Is there anything of value left in his Reform Bill?  Wherry's summary of the changes suggests Chong is putting less and less into the legislated rules on leadership powers, leaving more and more to the will of parties and party caucuses. That looks like compromise. Since Canadians assume caucuses always bend, indeed must and should bend, to their leaders' will, we assume only legally binding blackletter rules will change parliament.

Chong may be calculating that if the attitudes and behaviours of MPs and caucuses change, then everything changes. If a majority of MPs pass a bill that says they have the right to do whatever they want to in caucus, maybe some of them will actually believe it -- and start to act on it.  If they don't, all the legislated rules won't make any difference anyway. If caucuses did start asserting that leaders are members of caucus and subject to caucus discipline like other members, legislated curbs on out-of-control leaders (the kind the original Reform Bill draft provided) would hardly be necessary.

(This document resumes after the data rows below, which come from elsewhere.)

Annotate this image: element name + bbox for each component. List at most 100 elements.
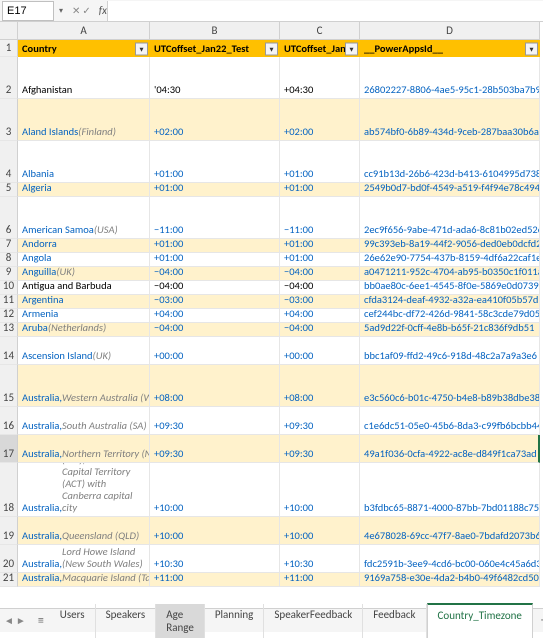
- column-header-A[interactable]: A: [18, 22, 150, 40]
- sheet-tab[interactable]: Speakers: [96, 604, 157, 638]
- cell-D16[interactable]: c1e6dc51-05e0-45b6-8da3-c99fb6bcbb44: [360, 407, 540, 435]
- cell-C8[interactable]: +01:00: [280, 253, 360, 267]
- cell-A13[interactable]: Aruba (Netherlands): [18, 323, 150, 337]
- column-header-B[interactable]: B: [150, 22, 280, 40]
- cell-D2[interactable]: 26802227-8806-4ae5-95c1-28b503ba7b9d: [360, 57, 540, 99]
- cell-A7[interactable]: Andorra: [18, 239, 150, 253]
- cell-B4[interactable]: +01:00: [150, 141, 280, 183]
- sheet-tab[interactable]: Country_Timezone: [427, 603, 533, 638]
- cell-C2[interactable]: +04:30: [280, 57, 360, 99]
- cell-A10[interactable]: Antigua and Barbuda: [18, 281, 150, 295]
- cell-A11[interactable]: Argentina: [18, 295, 150, 309]
- cell-A4[interactable]: Albania: [18, 141, 150, 183]
- row-header-15[interactable]: 15: [0, 365, 18, 407]
- cell-B14[interactable]: +00:00: [150, 337, 280, 365]
- cell-D8[interactable]: 26e62e90-7754-437b-8159-4df6a22caf1e: [360, 253, 540, 267]
- fx-icon[interactable]: fx: [95, 4, 107, 17]
- cell-C16[interactable]: +09:30: [280, 407, 360, 435]
- table-header-A[interactable]: Country▾: [18, 40, 150, 57]
- cell-D13[interactable]: 5ad9d22f-0cff-4e8b-b65f-21c836f9db51: [360, 323, 540, 337]
- cell-D18[interactable]: b3fdbc65-8871-4000-87bb-7bd01188c751: [360, 463, 540, 517]
- filter-button[interactable]: ▾: [265, 42, 278, 55]
- cell-B13[interactable]: −04:00: [150, 323, 280, 337]
- cell-D21[interactable]: 9169a758-e30e-4da2-b4b0-49f6482cd50b: [360, 573, 540, 587]
- sheet-tab[interactable]: Planning: [205, 604, 265, 638]
- cell-C3[interactable]: +02:00: [280, 99, 360, 141]
- cell-C5[interactable]: +01:00: [280, 183, 360, 197]
- filter-button[interactable]: ▾: [525, 42, 538, 55]
- column-header-C[interactable]: C: [280, 22, 360, 40]
- formula-bar[interactable]: [107, 1, 543, 21]
- filter-button[interactable]: ▾: [345, 42, 358, 55]
- cell-B10[interactable]: −04:00: [150, 281, 280, 295]
- cell-C14[interactable]: +00:00: [280, 337, 360, 365]
- table-header-D[interactable]: __PowerAppsId__▾: [360, 40, 540, 57]
- cell-B6[interactable]: −11:00: [150, 197, 280, 239]
- cell-D10[interactable]: bb0ae80c-6ee1-4545-8f0e-5869e0d07391: [360, 281, 540, 295]
- tab-nav-prev-icon[interactable]: ◄: [4, 614, 14, 627]
- cell-D5[interactable]: 2549b0d7-bd0f-4549-a519-f4f94e78c494: [360, 183, 540, 197]
- cancel-formula-icon[interactable]: ✕: [72, 4, 80, 17]
- row-header-18[interactable]: 18: [0, 463, 18, 517]
- row-header-20[interactable]: 20: [0, 545, 18, 573]
- cell-D11[interactable]: cfda3124-deaf-4932-a32a-ea410f05b57d: [360, 295, 540, 309]
- cell-B3[interactable]: +02:00: [150, 99, 280, 141]
- cell-D6[interactable]: 2ec9f656-9abe-471d-ada6-8c81b02ed52e: [360, 197, 540, 239]
- cell-B16[interactable]: +09:30: [150, 407, 280, 435]
- name-box-dropdown[interactable]: ▾: [54, 1, 68, 21]
- cell-C9[interactable]: −04:00: [280, 267, 360, 281]
- cell-A2[interactable]: Afghanistan: [18, 57, 150, 99]
- cell-C15[interactable]: +08:00: [280, 365, 360, 407]
- cell-C11[interactable]: −03:00: [280, 295, 360, 309]
- cell-A17[interactable]: Australia, Northern Territory (NT): [18, 435, 150, 463]
- cell-A14[interactable]: Ascension Island (UK): [18, 337, 150, 365]
- tab-nav-next-icon[interactable]: ►: [16, 614, 26, 627]
- cell-A12[interactable]: Armenia: [18, 309, 150, 323]
- select-all-corner[interactable]: [0, 22, 18, 40]
- cell-D19[interactable]: 4e678028-69cc-47f7-8ae0-7bdafd2073b6: [360, 517, 540, 545]
- sheet-tab[interactable]: Users: [50, 604, 96, 638]
- cell-B7[interactable]: +01:00: [150, 239, 280, 253]
- cell-C12[interactable]: +04:00: [280, 309, 360, 323]
- cell-A8[interactable]: Angola: [18, 253, 150, 267]
- cell-C21[interactable]: +11:00: [280, 573, 360, 587]
- row-header-13[interactable]: 13: [0, 323, 18, 337]
- column-header-D[interactable]: D: [360, 22, 540, 40]
- row-header-4[interactable]: 4: [0, 141, 18, 183]
- sheet-tab[interactable]: SpeakerFeedback: [264, 604, 363, 638]
- cell-B11[interactable]: −03:00: [150, 295, 280, 309]
- cell-C19[interactable]: +10:00: [280, 517, 360, 545]
- row-header-14[interactable]: 14: [0, 337, 18, 365]
- row-header-2[interactable]: 2: [0, 57, 18, 99]
- tab-list-icon[interactable]: ≡: [32, 614, 50, 628]
- cell-A18[interactable]: Australia, New South Wales (NSW), Tasman…: [18, 463, 150, 517]
- row-header-21[interactable]: 21: [0, 573, 18, 587]
- add-sheet-icon[interactable]: +: [533, 609, 543, 632]
- row-header-16[interactable]: 16: [0, 407, 18, 435]
- cell-B18[interactable]: +10:00: [150, 463, 280, 517]
- cell-A5[interactable]: Algeria: [18, 183, 150, 197]
- spreadsheet-grid[interactable]: ABCD1Country▾UTCoffset_Jan22_Test▾UTCoff…: [0, 22, 543, 587]
- cell-A6[interactable]: American Samoa (USA): [18, 197, 150, 239]
- cell-C13[interactable]: −04:00: [280, 323, 360, 337]
- row-header-1[interactable]: 1: [0, 40, 18, 57]
- cell-B5[interactable]: +01:00: [150, 183, 280, 197]
- cell-D14[interactable]: bbc1af09-ffd2-49c6-918d-48c2a7a9a3e6: [360, 337, 540, 365]
- cell-A19[interactable]: Australia, Queensland (QLD): [18, 517, 150, 545]
- cell-A15[interactable]: Australia, Western Australia (WA): [18, 365, 150, 407]
- cell-C4[interactable]: +01:00: [280, 141, 360, 183]
- sheet-tab[interactable]: Age Range: [156, 604, 205, 638]
- cell-A16[interactable]: Australia, South Australia (SA): [18, 407, 150, 435]
- cell-B20[interactable]: +10:30: [150, 545, 280, 573]
- cell-D9[interactable]: a0471211-952c-4704-ab95-b0350c1f011a: [360, 267, 540, 281]
- cell-B2[interactable]: '04:30: [150, 57, 280, 99]
- cell-D3[interactable]: ab574bf0-6b89-434d-9ceb-287baa30b6a0: [360, 99, 540, 141]
- cell-D12[interactable]: cef244bc-df72-426d-9841-58c3cde79d05: [360, 309, 540, 323]
- table-header-C[interactable]: UTCoffset_Jan22▾: [280, 40, 360, 57]
- accept-formula-icon[interactable]: ✓: [82, 4, 90, 17]
- cell-B17[interactable]: +09:30: [150, 435, 280, 463]
- row-header-6[interactable]: 6: [0, 197, 18, 239]
- cell-C10[interactable]: −04:00: [280, 281, 360, 295]
- row-header-3[interactable]: 3: [0, 99, 18, 141]
- cell-A3[interactable]: Aland Islands (Finland): [18, 99, 150, 141]
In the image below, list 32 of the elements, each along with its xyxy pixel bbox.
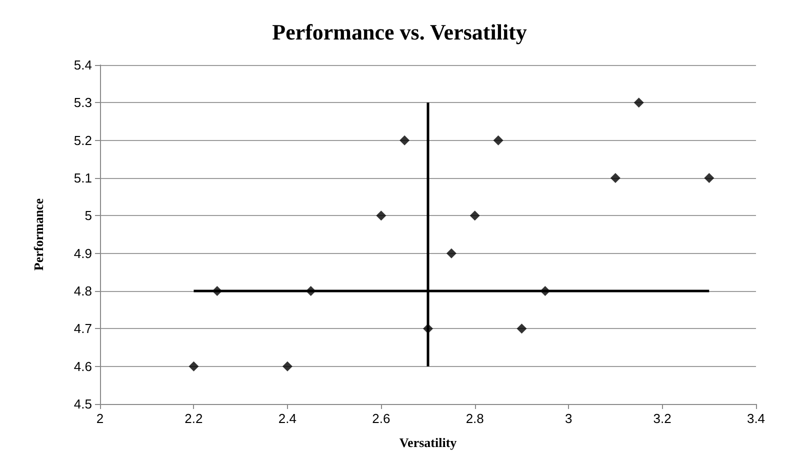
point (470, 210, 480, 221)
x-tick-label: 2.8 (466, 411, 484, 426)
point (400, 135, 410, 146)
y-tick-label: 5.1 (74, 170, 92, 186)
point (704, 173, 714, 183)
x-tick-label: 2.2 (184, 411, 203, 426)
y-tick-label: 5 (84, 208, 92, 224)
y-tick-label: 4.8 (74, 284, 92, 298)
y-tick-label: 4.7 (74, 321, 92, 336)
chart-title: Performance vs. Versatility (272, 20, 527, 44)
y-tick-label: 4.5 (74, 396, 92, 412)
y-tick-label: 4.9 (74, 246, 92, 261)
x-tick-label: 3 (564, 411, 572, 426)
point (493, 135, 504, 146)
point (188, 361, 199, 372)
point (446, 248, 456, 258)
y-tick-label: 5.2 (74, 132, 92, 148)
y-tick-label: 4.6 (74, 358, 92, 374)
x-tick-label: 3.2 (653, 411, 672, 426)
x-tick-label: 2.4 (278, 411, 296, 426)
x-tick-label: 2 (96, 411, 104, 426)
point (634, 98, 644, 108)
x-axis-title: Versatility (399, 435, 458, 450)
point (376, 210, 386, 221)
y-tick-label: 5.4 (74, 58, 92, 72)
point (610, 173, 620, 183)
x-tick-label: 3.4 (746, 411, 766, 426)
y-axis-title: Performance (31, 198, 46, 271)
y-tick-label: 5.3 (74, 95, 92, 110)
x-tick-label: 2.6 (372, 411, 390, 426)
point (282, 361, 292, 372)
point (516, 324, 527, 334)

If MPs are just looking for a face saving way to surrender to the bosses, these changes will provide for that. That's not unlikely. But if they are accepting that if MPs want to take control of their caucuses and legislatures, they just have the powers already, Chong could yet have a stealth victory.


Monday, June 02, 2014

Reform Act: fun while it lasted


Judging by Aaron Wherry's report, Michael Chong's effort to put some parliamentary democracy back into Canada's "parliamentary" "democracy" seem to have pretty much run its course.

The act's high thresholds, onerous conditions, and low payoffs -- dismiss the failed leader, you still don't have any say in the next one -- have already sucked most of the life out of the Reform Act.   But if the first hour of debate on it, with talks of coups and mutinies, seems to suggest it's hardly worth the trouble. When Wherry finds it "inconceivable" that MPs could have any meaningful role in leadership selection, he demonstrates again how narrow is the range of things the Canadian political class can conceive of.  But no doubt he's attuned to the parliament he covers.

Chong's Act is scheduled to get another hour's discussion, probably in the fall.